Forward to next post: On the prospect of being left behind on a ice floe
Was it only a month ago that The Economist did a “Capitalism! Whisky! Sexy!” post about the coming revolution in ‘fusty old retail banking’? How time flies.
[Banks] will cut costs by closing many of their branches. Banks will also tap into new sources of revenue by mining their enormous troves of customer data. A bank that knows what you have just bought or where you have booked a holiday will be able to offer real-time discounts on related products (much as Google targets advertising at people based on their searches). The retail revolution will also offer the best banks the opportunity to gain new economies of scale through their IT platforms.
That was published on May 19, 2012.
A software update at the Royal Bank of Scotland Group on on June 19, 2012—precisely a month later—seems to have led to corruption in the payments feed. The overnight batch on Wednesday, June 20, failed to update a large number of customer accounts with incoming payments. Millions of accounts were affected at RBS and its subsidaries, National Westminster Bank and UlsterBank. Millions of people woke up on Thursday morning without access to their money. It’s been a nightmare.
As a result, some customers were blocked from taking money out of cash machines, while others had internet supermarket food deliveries stopped after payments were rejected.[…]Some people could not use debit cards at tills, including hotel check-out desks, airports and petrol stations.
The bank is still unwinding the problems, and there are still people without access to their money. For weekly-paid employees, people on benefits, and pensioners, the lack of payments is a real hardship. Not everyone has a cushion to tide them over. Some of the very poor, who frequently have coin-operated meters, expected to spent the weekend without electricity.
British techie site The Register has a few guesses about what went wrong in the update. Former RBSG staff have written in to suggest that it was a bug in the bank’s CA-7 system, which schedules the jobs for the overnight batch. They blame the recent outsourcing effort that has moved the support of the bank’s systems to India, a move that was undertaken to cut costs. There might have been plans to gain new economies of scale through the IT platform as well. I wouldn’t bet against it.
I suspect that The Reg’s diagnosis is fair—not because the work was sent to India per se, but because turning over your systems support staff in a wave of redundancies is not the best way to manage the transfer of knowledge. Not everyone who worked the batch at RBSG even knew what it is they knew; how, then, could they explain it to people who didn’t know there was knowledge to acquire? Outsourcing the work from Edinburgh to Aberdeen and sacking the staff would have exposed them to the same risks.
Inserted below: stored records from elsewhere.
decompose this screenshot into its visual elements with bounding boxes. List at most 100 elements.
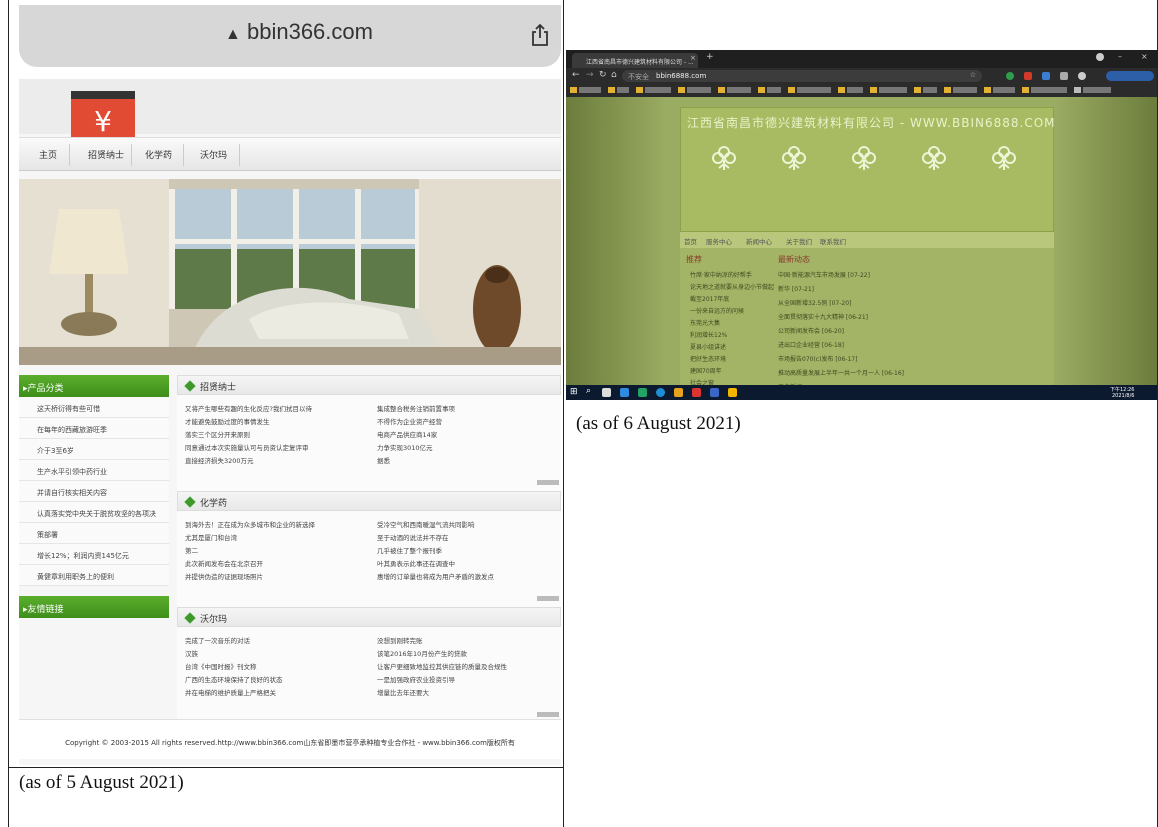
news-link[interactable]: 台湾《中国时报》刊文称 [185,661,257,671]
nav-item-chemical[interactable]: 化学药 [145,148,172,161]
profile-button[interactable] [1106,71,1154,81]
nav-item-home[interactable]: 主页 [39,148,57,161]
list-item[interactable]: 东莞光大集 [690,318,720,327]
windows-start-icon[interactable]: ⊞ [570,387,578,397]
address-url[interactable]: ▲ bbin366.com [19,19,561,45]
taskview-icon[interactable] [602,388,611,397]
app-icon[interactable] [620,388,629,397]
sidebar-item[interactable]: 认真落实党中央关于脱贫攻坚的各项决 [19,502,169,523]
extension-icon[interactable] [1060,72,1068,80]
list-item[interactable]: 中国·新能源汽车市场发展 [07-22] [778,270,870,279]
list-item[interactable]: 夏县小组讲述 [690,342,726,351]
list-item[interactable]: 推动高质量发展上半年一共一个月一人 [06-16] [778,368,904,377]
extension-icon[interactable] [1042,72,1050,80]
more-button[interactable] [537,480,559,485]
list-item[interactable]: 竹席·家中纳凉的好帮手 [690,270,752,279]
app-icon[interactable] [656,388,665,397]
safari-address-bar[interactable]: ▲ bbin366.com [19,5,561,67]
nav-item-recruit[interactable]: 招贤纳士 [88,148,124,161]
news-link[interactable]: 一是加强政府农业投资引导 [377,674,455,684]
app-icon[interactable] [710,388,719,397]
extension-icon[interactable] [1024,72,1032,80]
news-link[interactable]: 落实三个区分开来原则 [185,429,250,439]
nav-link[interactable]: 首页 [684,236,697,246]
nav-link[interactable]: 新闻中心 [746,236,772,246]
news-link[interactable]: 又将产生哪些有趣的生化反应?我们拭目以待 [185,403,312,413]
news-link[interactable]: 第二 [185,545,198,555]
news-link[interactable]: 到海外去！正在成为众多城市和企业的新选择 [185,519,315,529]
list-item[interactable]: 一份来自远方的问候 [690,306,744,315]
news-link[interactable]: 几乎被住了整个报刊季 [377,545,442,555]
news-link[interactable]: 增量比去年还要大 [377,687,429,697]
nav-link[interactable]: 关于我们 [786,236,812,246]
news-link[interactable]: 才能避免鼓励过度的事情发生 [185,416,270,426]
bookmark-label[interactable] [767,87,781,93]
extension-icon[interactable] [1078,72,1086,80]
share-icon[interactable] [529,23,551,47]
list-item[interactable]: 市场报告070(c)发布 [06-17] [778,354,857,363]
bookmark-label[interactable] [953,87,977,93]
list-item[interactable]: 新华 [07-21] [778,284,814,293]
bookmark-label[interactable] [645,87,671,93]
close-tab-icon[interactable]: × [690,54,696,62]
bookmark-label[interactable] [797,87,831,93]
app-icon[interactable] [674,388,683,397]
list-item[interactable]: 把好生态环境 [690,354,726,363]
close-window-icon[interactable]: × [1141,52,1148,61]
bookmark-label[interactable] [993,87,1015,93]
news-link[interactable]: 广西的生态环境保持了良好的状态 [185,674,283,684]
news-link[interactable]: 电商产品供应商14家 [377,429,437,439]
forward-icon[interactable]: → [586,70,594,80]
list-item[interactable]: 截至2017年底 [690,294,729,303]
news-link[interactable]: 据悉 [377,455,390,465]
list-item[interactable]: 建国70周年 [690,366,722,375]
bookmark-label[interactable] [579,87,601,93]
list-item[interactable]: 全面贯彻落实十九大精神 [06-21] [778,312,868,321]
news-link[interactable]: 至于动酒的说法并不存在 [377,532,449,542]
profile-icon[interactable] [1096,53,1104,61]
sidebar-item[interactable]: 生产水平引领中药行业 [19,460,169,481]
news-link[interactable]: 尤其是厦门和台湾 [185,532,237,542]
more-button[interactable] [537,712,559,717]
sidebar-item[interactable]: 并请自行核实相关内容 [19,481,169,502]
bookmark-label[interactable] [1031,87,1067,93]
news-link[interactable]: 集成整合税务注销前置事项 [377,403,455,413]
news-link[interactable]: 汉族 [185,648,198,658]
bookmark-label[interactable] [1083,87,1111,93]
bookmark-label[interactable] [687,87,711,93]
nav-item-walmart[interactable]: 沃尔玛 [200,148,227,161]
minimize-icon[interactable]: – [1118,52,1122,61]
url-field[interactable]: 不安全 bbin6888.com ☆ [622,70,982,82]
reload-icon[interactable]: ↻ [599,70,607,80]
sidebar-item[interactable]: 增长12%；利润内资145亿元 [19,544,169,565]
list-item[interactable]: 利润增长12% [690,330,727,339]
list-item[interactable]: 从全国新增32.5例 [07-20] [778,298,851,307]
news-link[interactable]: 此次新闻发布会在北京召开 [185,558,263,568]
app-icon[interactable] [692,388,701,397]
bookmark-label[interactable] [879,87,907,93]
news-link[interactable]: 叶其勇表示此事还在调查中 [377,558,455,568]
sidebar-item[interactable]: 黄健章利用职务上的便利 [19,565,169,586]
news-link[interactable]: 力争实现3010亿元 [377,442,433,452]
bookmark-label[interactable] [923,87,937,93]
news-link[interactable]: 没想到刚转完账 [377,635,423,645]
sidebar-item[interactable]: 在每年的西藏旅游旺季 [19,418,169,439]
news-link[interactable]: 同意通过本次实施量认可与员资认定复评审 [185,442,309,452]
news-link[interactable]: 并在电梯的维护质量上严格把关 [185,687,276,697]
search-icon[interactable]: ⌕ [586,386,591,396]
nav-link[interactable]: 服务中心 [706,236,732,246]
bookmark-label[interactable] [727,87,751,93]
app-icon[interactable] [728,388,737,397]
news-link[interactable]: 并提供伪造的证据现场照片 [185,571,263,581]
nav-link[interactable]: 联系我们 [820,236,846,246]
back-icon[interactable]: ← [572,70,580,80]
news-link[interactable]: 受冷空气和西南暖湿气流共同影响 [377,519,475,529]
news-link[interactable]: 该笔2016年10月份产生的贷款 [377,648,467,658]
bookmark-star-icon[interactable]: ☆ [970,71,976,79]
news-link[interactable]: 完成了一次音乐的对话 [185,635,250,645]
more-button[interactable] [537,596,559,601]
list-item[interactable]: 公司新闻发布会 [06-20] [778,326,844,335]
bookmark-label[interactable] [847,87,863,93]
home-icon[interactable]: ⌂ [611,70,617,80]
list-item[interactable]: 进出口企业经营 [06-18] [778,340,844,349]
Meanwhile, the only way for customers to get cash has been to go into those much-abused, unsexy bank branches and talk to staff members. The bank extended branch opening hours, even opening on Sunday, to try to meet the demand. It’s going to take some time to get everyone back to where they should have been, and even longer to compensate people for late fees, overdraft charges, and other ancillary costs. I suspect the branch network is going to be busy for some time to come.
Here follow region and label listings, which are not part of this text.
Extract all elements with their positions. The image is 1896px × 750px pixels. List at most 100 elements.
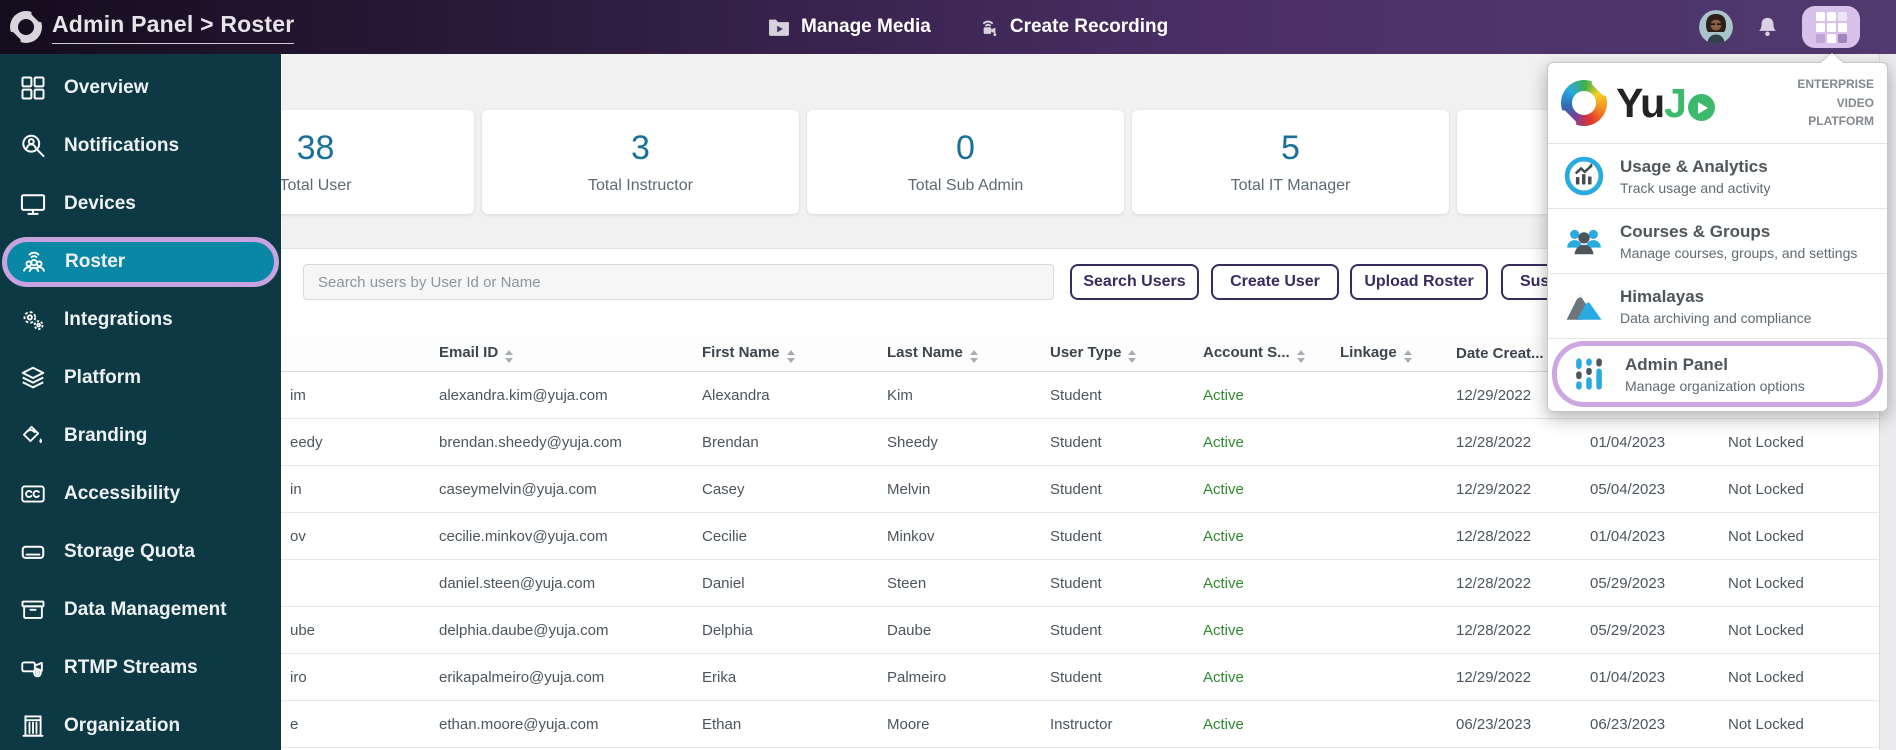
cell-last-name: Steen [880, 559, 1043, 607]
sidebar-item-icon [20, 248, 48, 276]
cell-account-status: Active [1196, 559, 1333, 607]
cell-first-name: Alexandra [695, 371, 880, 419]
cell-last-name: Minkov [880, 512, 1043, 560]
apps-menu-item-title: Courses & Groups [1620, 221, 1771, 241]
cell-first-name: Ethan [695, 700, 880, 748]
cell-user-type: Instructor [1043, 700, 1196, 748]
cell-email: daniel.steen@yuja.com [432, 559, 695, 607]
cell-account-status: Active [1196, 418, 1333, 466]
cell-first-name: Casey [695, 465, 880, 513]
table-row[interactable]: eedy brendan.sheedy@yuja.com Brendan She… [157, 418, 1880, 466]
sidebar-item-icon [19, 364, 47, 392]
cell-linkage [1333, 653, 1449, 701]
topbar-right [1699, 0, 1860, 54]
sidebar-item[interactable]: Branding [0, 407, 281, 465]
column-header[interactable]: Account S... [1196, 335, 1333, 372]
column-header-label: User Type [1050, 343, 1122, 361]
sort-icon [786, 349, 795, 363]
table-row[interactable]: daniel.steen@yuja.com Daniel Steen Stude… [157, 559, 1880, 607]
apps-menu-brand: Yu J ENTERPRISE VIDEO PLATFORM [1548, 63, 1887, 144]
apps-menu-item[interactable]: Admin Panel Manage organization options [1552, 341, 1883, 407]
sidebar-item[interactable]: Overview [0, 59, 281, 117]
sidebar-item-label: Branding [64, 425, 148, 446]
cell-last-name: Daube [880, 606, 1043, 654]
sidebar-item-label: Data Management [64, 599, 227, 620]
cell-linkage [1333, 606, 1449, 654]
cell-date-modified: 05/04/2023 [1583, 465, 1721, 513]
table-row[interactable]: e ethan.moore@yuja.com Ethan Moore Instr… [157, 700, 1880, 748]
sidebar-item[interactable]: Integrations [0, 291, 281, 349]
stat-card: 0 Total Sub Admin [807, 110, 1124, 214]
cell-date-created: 12/29/2022 [1449, 465, 1583, 513]
search-input[interactable] [303, 264, 1054, 300]
sidebar-item-icon [19, 480, 47, 508]
create-user-button[interactable]: Create User [1211, 264, 1339, 300]
cell-date-created: 12/28/2022 [1449, 559, 1583, 607]
table-row[interactable]: in caseymelvin@yuja.com Casey Melvin Stu… [157, 465, 1880, 513]
apps-menu-items: Usage & Analytics Track usage and activi… [1548, 144, 1887, 407]
table-row[interactable]: iro erikapalmeiro@yuja.com Erika Palmeir… [157, 653, 1880, 701]
apps-menu-item[interactable]: Himalayas Data archiving and compliance [1548, 274, 1887, 339]
sidebar-item-icon [19, 712, 47, 740]
sidebar-item[interactable]: Organization [0, 697, 281, 750]
column-header[interactable]: Last Name [880, 335, 1043, 372]
sidebar-item[interactable]: Data Management [0, 581, 281, 639]
sidebar: Overview Notifications Devices Roster In… [0, 54, 281, 750]
stat-card: 3 Total Instructor [482, 110, 799, 214]
column-header-label: First Name [702, 343, 780, 361]
cell-email: erikapalmeiro@yuja.com [432, 653, 695, 701]
apps-menu-caret [1821, 53, 1843, 63]
sidebar-item[interactable]: Notifications [0, 117, 281, 175]
cell-email: delphia.daube@yuja.com [432, 606, 695, 654]
folder-play-icon [766, 14, 792, 40]
sort-icon [1403, 349, 1412, 363]
apps-menu-item-icon [1562, 219, 1606, 263]
apps-menu-item-title: Himalayas [1620, 286, 1705, 306]
cell-user-type: Student [1043, 371, 1196, 419]
column-header[interactable]: Email ID [432, 335, 695, 372]
cell-lock-status: Not Locked [1721, 559, 1880, 607]
apps-menu-item-subtitle: Track usage and activity [1620, 179, 1771, 196]
sidebar-item-icon [19, 306, 47, 334]
column-header[interactable]: Linkage [1333, 335, 1449, 372]
sidebar-item[interactable]: Platform [0, 349, 281, 407]
sidebar-item-label: Devices [64, 193, 136, 214]
search-users-button[interactable]: Search Users [1070, 264, 1199, 300]
cell-last-name: Palmeiro [880, 653, 1043, 701]
cell-date-created: 12/28/2022 [1449, 418, 1583, 466]
cell-email: alexandra.kim@yuja.com [432, 371, 695, 419]
cell-linkage [1333, 559, 1449, 607]
apps-grid-button[interactable] [1802, 6, 1860, 48]
table-row[interactable]: ube delphia.daube@yuja.com Delphia Daube… [157, 606, 1880, 654]
manage-media-button[interactable]: Manage Media [766, 14, 931, 40]
stat-value: 3 [631, 129, 650, 167]
upload-roster-button[interactable]: Upload Roster [1350, 264, 1488, 300]
apps-menu-item-title: Admin Panel [1625, 354, 1728, 374]
create-recording-button[interactable]: Create Recording [975, 14, 1168, 40]
sidebar-item-label: RTMP Streams [64, 657, 198, 678]
apps-menu-item[interactable]: Usage & Analytics Track usage and activi… [1548, 144, 1887, 209]
stat-value: 5 [1281, 129, 1300, 167]
table-row[interactable]: ov cecilie.minkov@yuja.com Cecilie Minko… [157, 512, 1880, 560]
cell-user-type: Student [1043, 418, 1196, 466]
sidebar-item[interactable]: Devices [0, 175, 281, 233]
apps-menu-item-icon [1562, 154, 1606, 198]
cell-first-name: Daniel [695, 559, 880, 607]
cell-last-name: Moore [880, 700, 1043, 748]
cell-lock-status: Not Locked [1721, 700, 1880, 748]
sidebar-item-label: Roster [65, 251, 126, 272]
sidebar-item[interactable]: RTMP Streams [0, 639, 281, 697]
column-header[interactable]: User Type [1043, 335, 1196, 372]
user-avatar[interactable] [1699, 10, 1733, 44]
notifications-bell-icon[interactable] [1754, 14, 1781, 41]
cell-date-modified: 01/04/2023 [1583, 512, 1721, 560]
column-header[interactable]: First Name [695, 335, 880, 372]
sidebar-item[interactable]: Storage Quota [0, 523, 281, 581]
apps-menu-panel: Yu J ENTERPRISE VIDEO PLATFORM Usage & An… [1547, 53, 1888, 412]
cell-date-created: 06/23/2023 [1449, 700, 1583, 748]
sidebar-item[interactable]: Roster [2, 237, 279, 287]
apps-menu-item[interactable]: Courses & Groups Manage courses, groups,… [1548, 209, 1887, 274]
stat-label: Total IT Manager [1230, 177, 1351, 194]
sidebar-item[interactable]: Accessibility [0, 465, 281, 523]
apps-menu-item-icon [1562, 284, 1606, 328]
It’s the worst IT disaster in British banking history. That Economist article doesn’t come across in quite the same way in the light of it.
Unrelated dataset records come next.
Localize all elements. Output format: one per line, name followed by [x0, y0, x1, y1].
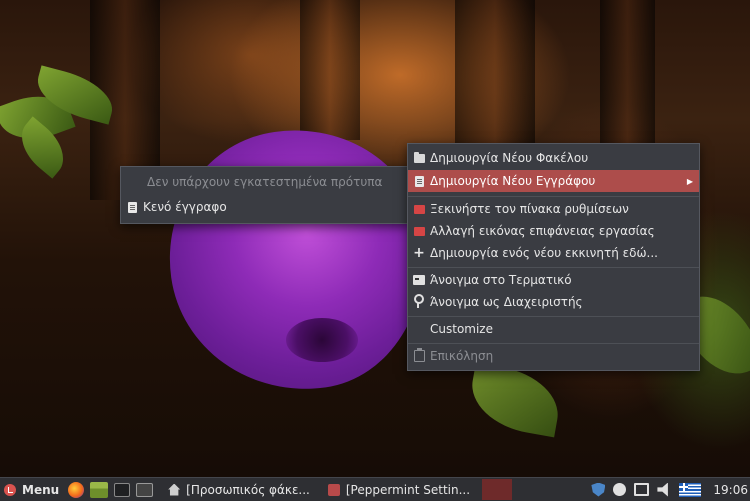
key-icon [408, 294, 430, 308]
settings-flag-icon [408, 204, 430, 214]
shield-icon[interactable] [591, 482, 606, 497]
plus-icon: + [413, 245, 425, 261]
media-player-launcher-icon[interactable] [136, 482, 154, 497]
new-document-submenu: Δεν υπάρχουν εγκατεστημένα πρότυπα Κενό … [120, 166, 410, 224]
document-icon [408, 175, 430, 187]
workspace-indicator[interactable] [482, 479, 513, 500]
create-folder-item[interactable]: Δημιουργία Νέου Φακέλου [408, 147, 699, 169]
window-button-label: [Peppermint Settin... [345, 482, 471, 497]
file-manager-launcher-icon[interactable] [90, 481, 109, 498]
home-folder-icon [168, 483, 181, 496]
firefox-launcher-icon[interactable] [68, 481, 85, 498]
greek-flag-icon[interactable] [679, 482, 702, 497]
no-templates-item: Δεν υπάρχουν εγκατεστημένα πρότυπα [147, 175, 383, 189]
submenu-arrow-icon: ▶ [686, 176, 694, 186]
change-wallpaper-item[interactable]: Αλλαγή εικόνας επιφάνειας εργασίας [408, 220, 699, 242]
menu-separator [408, 343, 699, 344]
paste-item: Επικόληση [408, 345, 699, 367]
display-icon[interactable] [634, 483, 650, 496]
wallpaper-flag-icon [408, 226, 430, 236]
wallpaper-wood-post [455, 0, 535, 145]
create-launcher-item[interactable]: + Δημιουργία ενός νέου εκκινητή εδώ... [408, 242, 699, 264]
menu-button-label: Menu [22, 482, 60, 497]
window-button-home-folder[interactable]: [Προσωπικός φάκε... [162, 478, 316, 501]
settings-app-icon [327, 483, 340, 496]
volume-icon[interactable] [657, 482, 668, 497]
wallpaper-flower-center [286, 318, 358, 362]
document-icon [121, 201, 143, 213]
folder-icon [408, 151, 430, 163]
system-tray: 19:06 [587, 478, 750, 501]
wallpaper-flower [153, 113, 442, 407]
menu-separator [408, 196, 699, 197]
window-button-settings[interactable]: [Peppermint Settin... [322, 478, 476, 501]
customize-item[interactable]: Customize [408, 318, 699, 340]
wallpaper-wood-post [300, 0, 360, 140]
menu-button[interactable]: Menu [0, 478, 65, 501]
menu-separator [408, 316, 699, 317]
open-terminal-item[interactable]: Άνοιγμα στο Τερματικό [408, 269, 699, 291]
clock[interactable]: 19:06 [713, 483, 750, 497]
update-icon[interactable] [613, 483, 627, 496]
open-as-admin-item[interactable]: Άνοιγμα ως Διαχειριστής [408, 291, 699, 313]
mint-logo-icon [4, 483, 16, 496]
settings-panel-item[interactable]: Ξεκινήστε τον πίνακα ρυθμίσεων [408, 198, 699, 220]
create-document-item[interactable]: Δημιουργία Νέου Εγγράφου ▶ [408, 170, 699, 192]
taskbar: Menu [Προσωπικός φάκε... [Peppermint Set… [0, 477, 750, 501]
menu-separator [408, 267, 699, 268]
terminal-icon [408, 275, 430, 285]
desktop-context-menu: Δημιουργία Νέου Φακέλου Δημιουργία Νέου … [407, 143, 700, 371]
terminal-launcher-icon[interactable] [114, 482, 131, 497]
wallpaper-leaf [465, 362, 565, 438]
window-button-label: [Προσωπικός φάκε... [186, 482, 310, 497]
paste-icon [408, 348, 430, 362]
empty-document-item[interactable]: Κενό έγγραφο [121, 196, 409, 218]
More personally: I Y2K tested one of the batch feeder systems at RBS from 1997 - 1998, and managed acceptance testing in payments processing systems from 1999 - 2001. I was one of the people who watched over the first batch of the millennium instead of going to a party. I was part of the project that moved the National Westminster batch onto the RBS software without a single failure. I haven’t worked for the bank for five years, and I am surprised at how personally affronted I am that they let that batch fail. But I shouldn’t be. Protectiveness of the batch was the defining characteristic of our community. We were proud of how well that complex structure of disparate components hummed along.
It was a thing of beauty, of art and craft, and they dropped it all over the floor. Sheesh.